Guests: and

Read: Mk 10:14; Ps 127:3; Prov 22:3; Eph 6:4; Mt 18:3-5

Living with Lambs:
There is a growing conviction in many circles that the purpose of marriage is to provide a solid and secure platform from which children are able to mature and launch their independent lives. Therefore it is believed that marriage is not a matter of personal convenience, enjoyment or satisfaction. That means that parents place the well being of their children before their own personal interests. Of course we are well aware that children are the greatest casualties in the disintegration of a home in which the emotional, physical, and spiritual welfare of its members is compromised.

Key Texts:

  • EGW, The Adventist Home, p. 159 – Children are the heritage of the Lord, and we are answerable to Him for our management of His property.
  • Mark 10:14 – Let the children come to me and do not stop them.
  • Psalms 127:3 – Children are a gift from the Lord.
  • Proverbs 22:3 – Teach a child how he shall live, and he will remember it all his life.
  • Ephesians 6:4 – Raise your children with Christian discipline and instruction.
  • Matthew 18:3-5 – The importance of childlike faith, of welcoming children, and the dire consequences of causing a child to lose his or her faith.

Questions for Discussion:

  1. What do you see as the purpose and role of the institution of marriage as it relates to the presence of and rearing of children in the family?
  2. The Psalmist calls children a gift from God.

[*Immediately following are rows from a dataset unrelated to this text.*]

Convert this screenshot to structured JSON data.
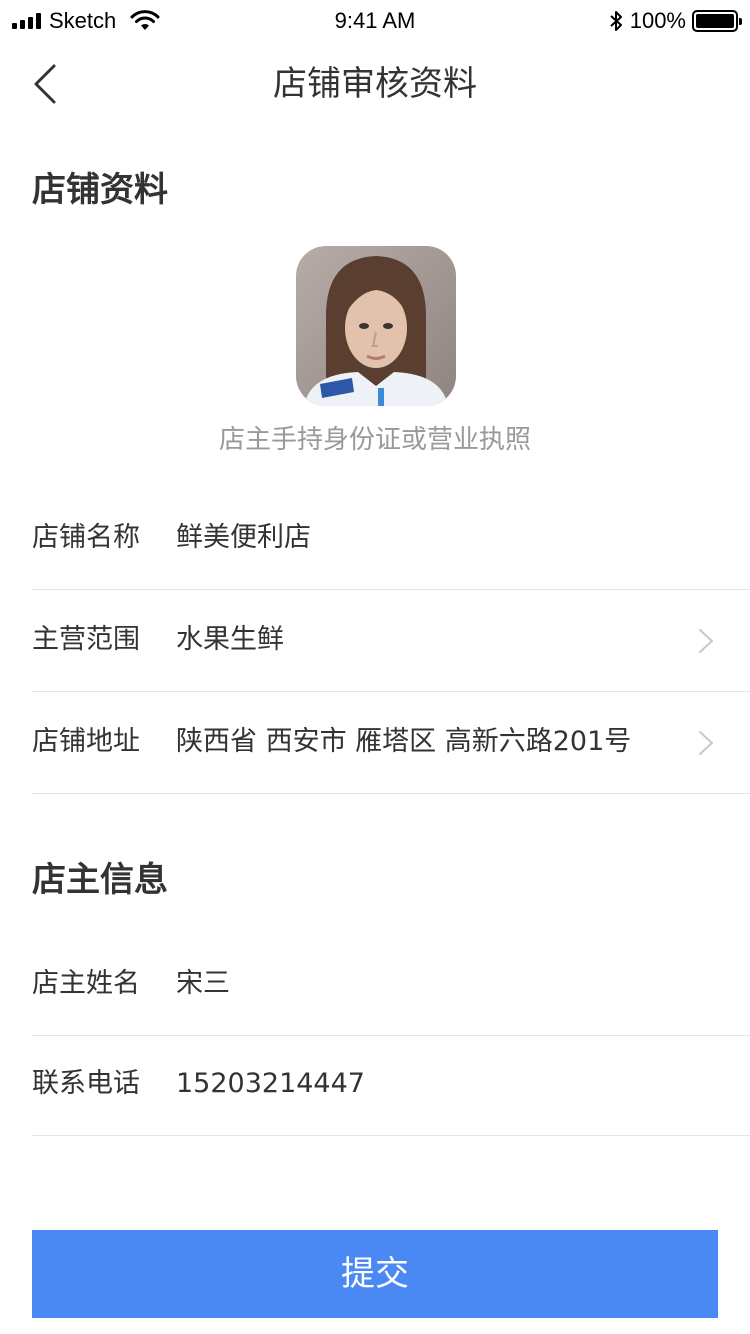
{
  "status_bar": {
    "carrier": "Sketch",
    "time": "9:41 AM",
    "battery": "100%"
  },
  "nav": {
    "title": "店铺审核资料"
  },
  "shop_section": {
    "title": "店铺资料",
    "photo_caption": "店主手持身份证或营业执照",
    "rows": [
      {
        "label": "店铺名称",
        "value": "鲜美便利店"
      },
      {
        "label": "主营范围",
        "value": "水果生鲜"
      },
      {
        "label": "店铺地址",
        "value": "陕西省 西安市 雁塔区 高新六路201号"
      }
    ]
  },
  "owner_section": {
    "title": "店主信息",
    "rows": [
      {
        "label": "店主姓名",
        "value": "宋三"
      },
      {
        "label": "联系电话",
        "value": "15203214447"
      }
    ]
  },
  "submit": {
    "label": "提交"
  },
  "colors": {
    "primary": "#4a89f3",
    "text": "#333333",
    "muted": "#999999",
    "divider": "#e5e5e5"
  },
  "icons": {
    "back": "chevron-left-icon",
    "disclosure": "chevron-right-icon"
  }
}
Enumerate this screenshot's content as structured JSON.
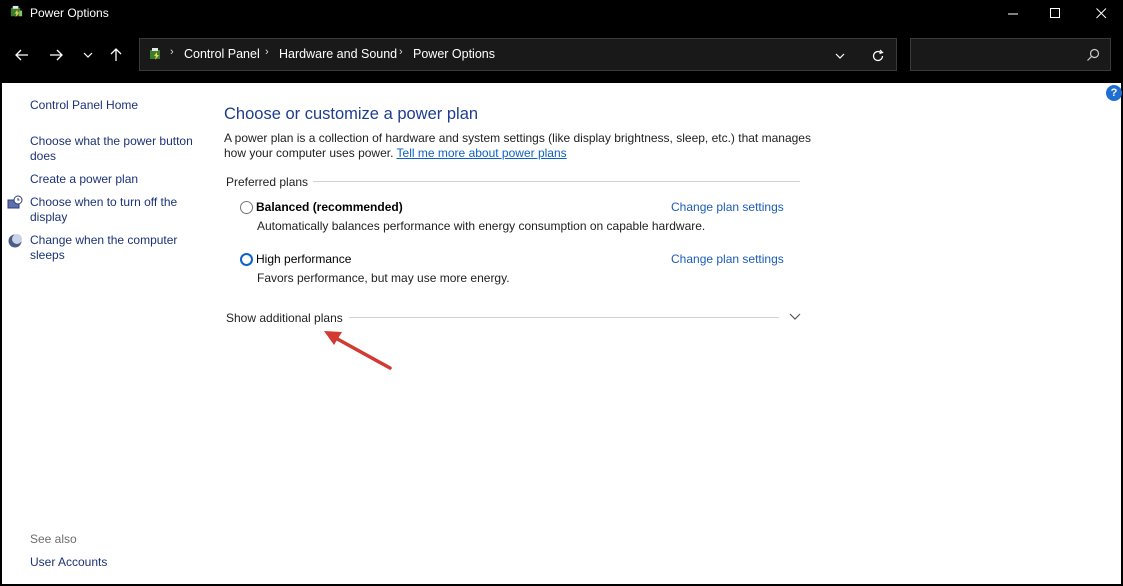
{
  "window": {
    "title": "Power Options"
  },
  "address": {
    "crumbs": [
      "Control Panel",
      "Hardware and Sound",
      "Power Options"
    ],
    "search_placeholder": ""
  },
  "left_pane": {
    "home": "Control Panel Home",
    "links": [
      "Choose what the power button does",
      "Create a power plan",
      "Choose when to turn off the display",
      "Change when the computer sleeps"
    ],
    "see_also_label": "See also",
    "see_also_links": [
      "User Accounts"
    ]
  },
  "main": {
    "title": "Choose or customize a power plan",
    "description": "A power plan is a collection of hardware and system settings (like display brightness, sleep, etc.) that manages how your computer uses power.",
    "description_link": "Tell me more about power plans",
    "section_label": "Preferred plans",
    "plans": [
      {
        "name": "Balanced (recommended)",
        "description": "Automatically balances performance with energy consumption on capable hardware.",
        "selected": false,
        "change_link": "Change plan settings"
      },
      {
        "name": "High performance",
        "description": "Favors performance, but may use more energy.",
        "selected": true,
        "change_link": "Change plan settings"
      }
    ],
    "additional_plans_label": "Show additional plans"
  },
  "colors": {
    "accent": "#0a64c8",
    "link": "#1c5cb8",
    "title": "#1e3d8f",
    "annotation_arrow": "#d33a32"
  }
}
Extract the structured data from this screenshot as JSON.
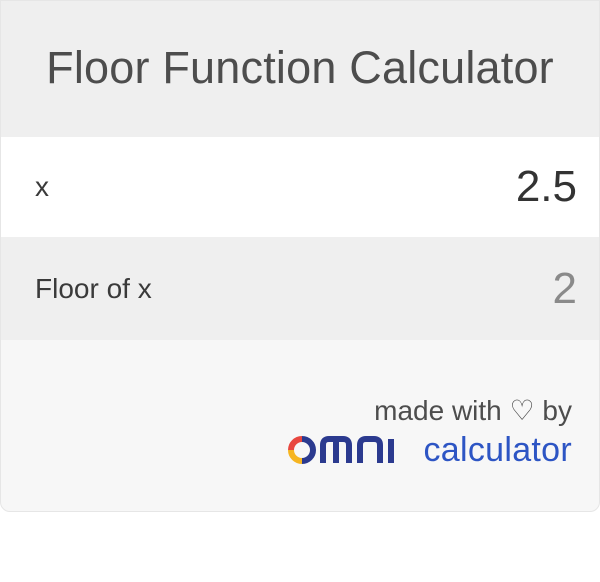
{
  "header": {
    "title": "Floor Function Calculator"
  },
  "input": {
    "label": "x",
    "value": "2.5"
  },
  "result": {
    "label": "Floor of x",
    "value": "2"
  },
  "footer": {
    "made_with": "made with ♡ by",
    "brand_logo": "omni",
    "brand_word": "calculator"
  },
  "colors": {
    "brand_blue": "#2d55c4",
    "logo_red": "#e8473f",
    "logo_yellow": "#f6b521",
    "logo_navy": "#2b3a8f"
  },
  "icons": [
    "omni-logo-icon"
  ]
}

Unfortunately not all children are accepted and treated that way, but for those of us who understand and have accepted our own status as children of our heavenly Father, the gift qualities of our children are rich beyond measure. In what ways have you felt gifted by your children? These are often experienced as life lessons, sometimes profound spiritual truths that have come to us in our encounters with children.
  3. There are many who for many varied reasons choose not to have children. Does our discussion of the blessings brought to us by our children then suggest that they are in some way lacking or disadvantaged in learning and knowing about God?
  4. What does our theology teach us about meeting the needs of children in such areas as using fear as a motivation for obedience, the role of love as well as all of the fruits of the Spirit in our words and actions, the recognition of and relationship to the will of the child in matters of training and obedience, and the nurture of faith?
  5. EGW in Child Guidance, p. 50 is quoted as stating, “Whipping may be necessary when other resorts fail, yet she (the parent) should not use the rod if it is possible to avoid doing so.” What has been your experience both as a child and as a parent with corporal punishment? What is the stance that you have come to now in your mature adult years?